I listened with mixed feelings. I thought it will be different for me. I have teaching experience and I’ll have a better attitude. Now to be fair, I have been picky and I live in a town that is coveted and teeming with expats. If I was willing to move anywhere something could have come up but I’m not desperate. I know what it’s like to teach. Teaching is hard work and I wanted to be in a place that I really enjoyed.
But once I decided that I was going to leave Thailand and look for teaching gigs in other countries I discovered Thailand wasn’t the only place. Now I had heard a little bit about immigrant Chinese being discriminated against in Australia and New Zealand because they have an open door policy for foreigners. Apparently they need citizens because everyone is leaving and no one is having children. They just don’t like the ones coming in.
So my research brought me to articles on Russia, Indonesia, China and Korea. In Russia they are killing the Chinese and I have a first hand account from a friend who travelled to Russia with a Korean who was refused admittance into places like clubs. When I read forums I inevitably crossed the path of someone complaining about how Asians who speak English as their first language can’t teach English in Asian countries. Singaporeans have this problem as well.
It’s weird but my friend who is ethnically Japanese is teaching in Okinawa. I know the JET program hires many people from Hawaii. So it’s not like it’s impossible. I also read a very positive experience here. It’s just all this research is raising my eyebrows a bit.
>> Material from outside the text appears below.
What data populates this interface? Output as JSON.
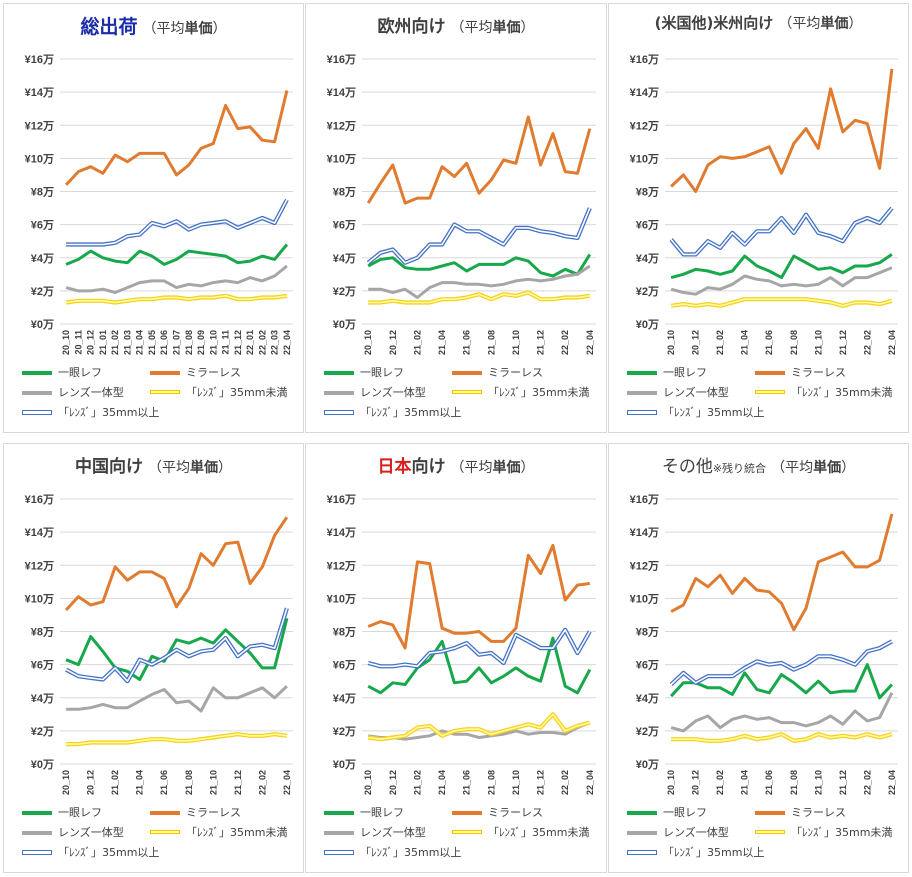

It’s the equivalent of wanting to be taught Judo by a Japanese person or Muay Thai by you guessed it, a native Thai. Or learning Spanish from a bona fide Spaniard. I understand. I also know, at least in Thailand, that there is special status surrounding being taught English by a Caucasian male. Females hold second place except in the case of working with young children.
Of course, it’s kind of amusing because it’s a numbers game. There are many many many Asians being raised in English speaking countries. Sooner or later Asian countries will have to accept people like me.
Why do we assume that expats are white? Why do we assume that teachers of English have to be white?
I don’t want to lay all of these table scraps at your feet, I know that we are masters of our own domain (and I’m not talking about in a Seinfeld kind of way). I know there are those who are fighting the dark fight and somewhere a little Asian’s head is exploding under the astonishment of hearing an Asian speak perfect English. I know, I know. Folks stare at me all the time. I’m not trying to be a drag but when you start researching something and that something leads to another something. You can’t help but wonder how much this something has effected you or will effect you or like a lot of information, if you were better off not knowing something at all.
I’ll leave you with this. I laughed when my friend told me this: overheard in the songtaew (taxi truck) after I left, “She spoke really good English.” Why yes, yes I do. Thank you.